Читая письма выдающихся людей к невестам, испытываешь особое волнение потому, что нам известно то, что было им неведомо, когда они писали.

Нам известно, что будет потом и с ним и с нею.

Нам открыто то, о чем не помышляли люди, писавшие эти письма в высокие минуты, когда силы души сосредоточены на одном чувстве, и перо не отстает от учащенного сердцебиения.

Тимофей Николаевич Грановский в одном из писем к любимой рассказывает: душа его настолько ею полна, что он, уже закончив письмо, не засыпал его песком, а… облил чернилами — перепутал от волнения песочницу с чернильницей. Он писал это любимой женщине через десять лет после того, как она стала его женой. Но невесту он видел в ней до последних дней.

 

Если письма твоего жениха, — писал он ей в одном из самых последних писем после пятнадцати лет совместной жизни, — наводят на тебя уныние, то муж твой их разорвет…

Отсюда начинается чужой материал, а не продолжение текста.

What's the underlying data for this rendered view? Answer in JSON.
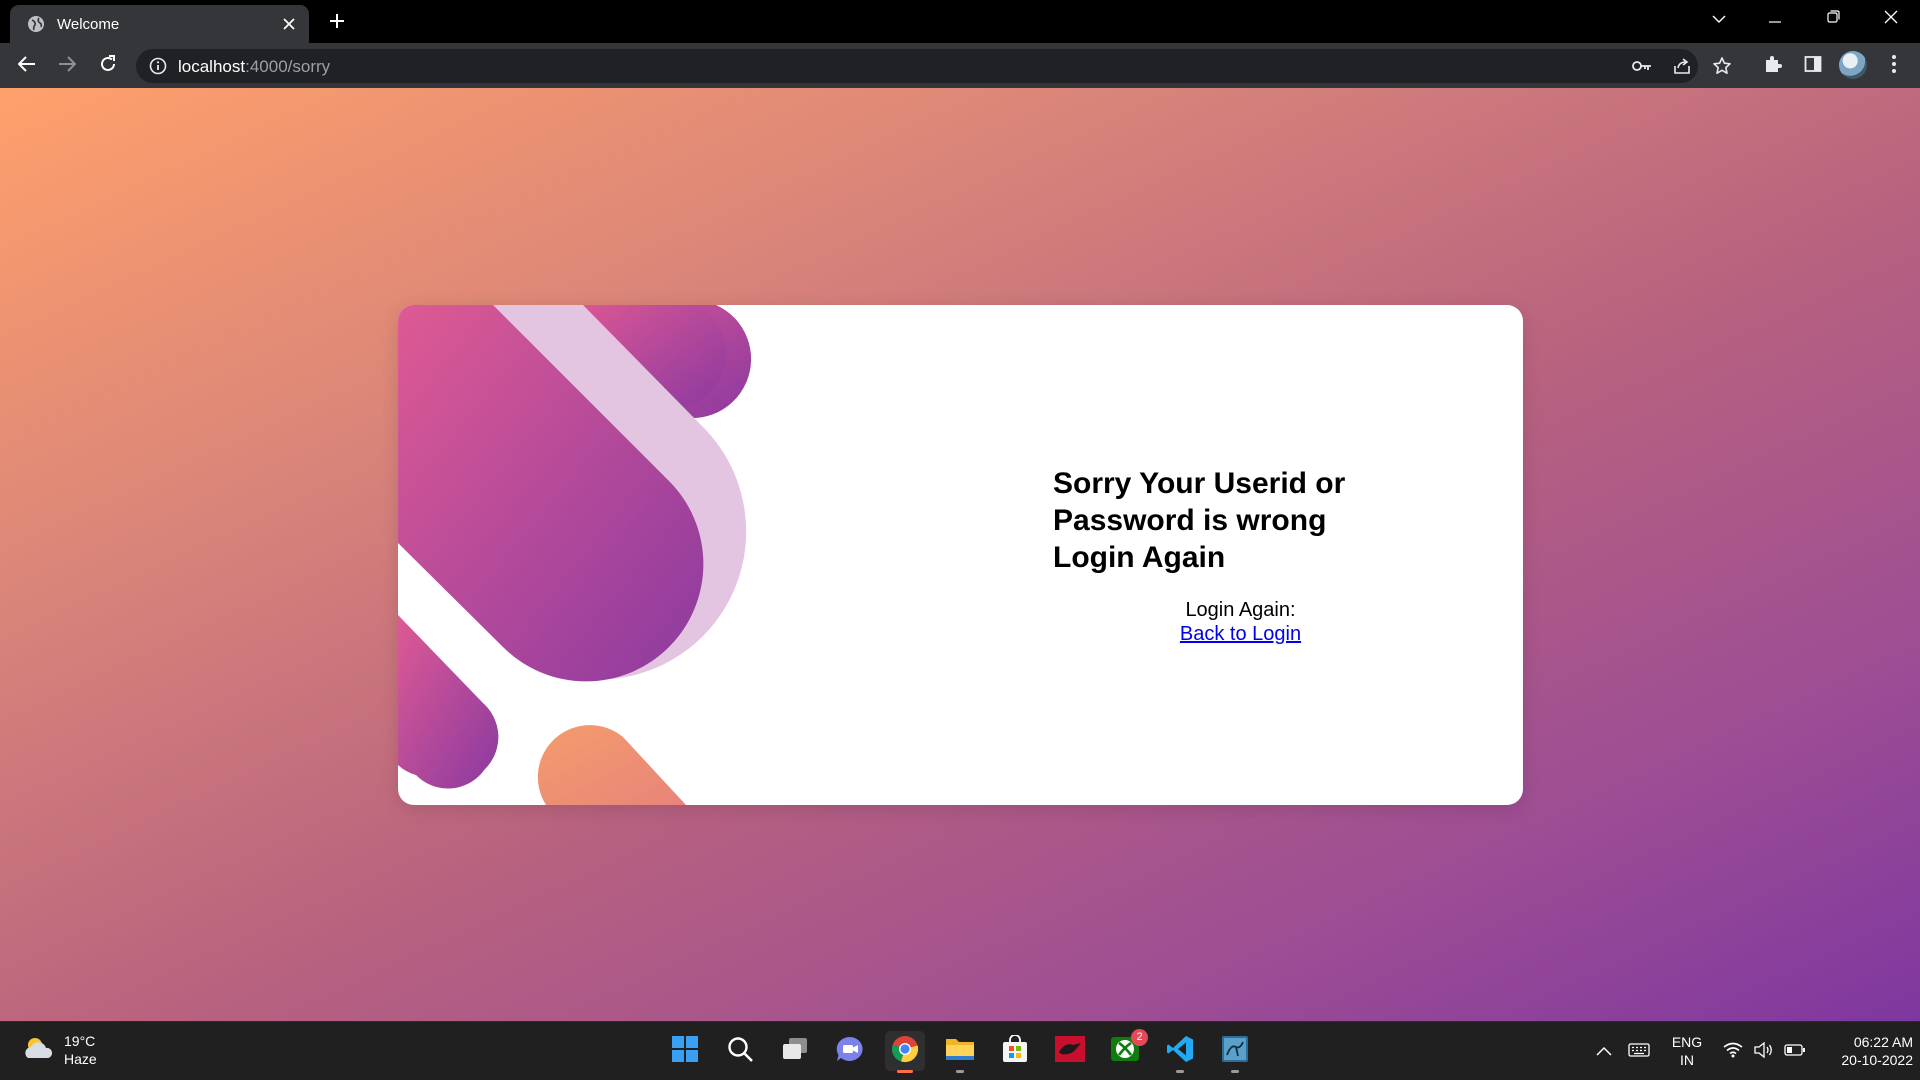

Он их разорвет, — писал ей уже немолодой Грановский, — и напишет другие, более любовные.

 

Что же писал он ей, когда она была действительно его невестой?

 

Я пишу Вам в час ночи, я покинул Вас полчаса назад при выходе с бала маскарада, где я рассчитывал найти столько наслаждения, где я столько страдал! Моя душа полна. Я испытываю потребность в интимной беседе, — писал он ей в воскресенье 6 марта 1841 года.

 

Это письмо, как и последующие, написано Грановским по-французски — в юности Грановский стеснялся о самом интимном писать на родном языке, он будто бы укрывал, упрятывал это в ткань языка чужого…

 

Я хочу отчитаться перед Вами во всех моих поступках, во всех моих мыслях, хороших или дурных, грустных или веселых, достойных Вашего уважения или Вашей жалости. Разве Вы для меня не то же, чем были моя мать, Станкевич — в конце концов, разве Вы не та, кто заменит мне всех, кого я любил, все то, что я еще любил в этом мире? Я их всех нахожу в Вас. Вы чистая, добрая и честная, как они. Но Вы не знаете того, что Вы есть, и я люблю не Вас, а нечто большее. Почему идея адресовать мои исповеди Вам явилась только сегодня?

Мне грустно, Вы нужны мне. Вы часто приходили ко мне на помощь, когда Ваша помощь была мне нужна, когда жизнь обременяла меня скорбью и докучала соблазнами. Ваш образ всегда вставал между мной и дурными мыслями.

 

 

Они познакомились на балу. Грановский, вернувшись из Германии, тосковал в Москве и вечерами «выезжал», как он сообщал об этом сестрам. Ему было тогда двадцать восемь лет, он читал курс западной истории в Московском университете, страдал от одиночества, не мог забыть утрату двух самых любимых людей — матери и Станкевича…

Грановского в Германию послал Московский университет для изучения истории и философии. Там и познакомился Грановский со Станкевичем. И тот открыл ему новый мир — мир философии Гегеля.

Сегодня мы открываем тома Гегеля с тихим почтением и, углубляясь в них, живем больше умом, чем сердцем. Для поколения Станкевича и Грановского философия Гегеля была грандиозным духовным событием, откровением. Она спасала этих юношей от отчаяния.

Разбуженное — по замечательному выражению Герцена — пушками на Сенатской площади от младенческого сна поколение Станкевича и Грановского (в истории русской общественной мысли людей этих называют «идеалистами 30–40-х годов») увидело вокруг себя мертвую николаевскую Русь, оцепенелое общество. После подавления декабристского восстания жизнь, казалось, остановилась навсегда.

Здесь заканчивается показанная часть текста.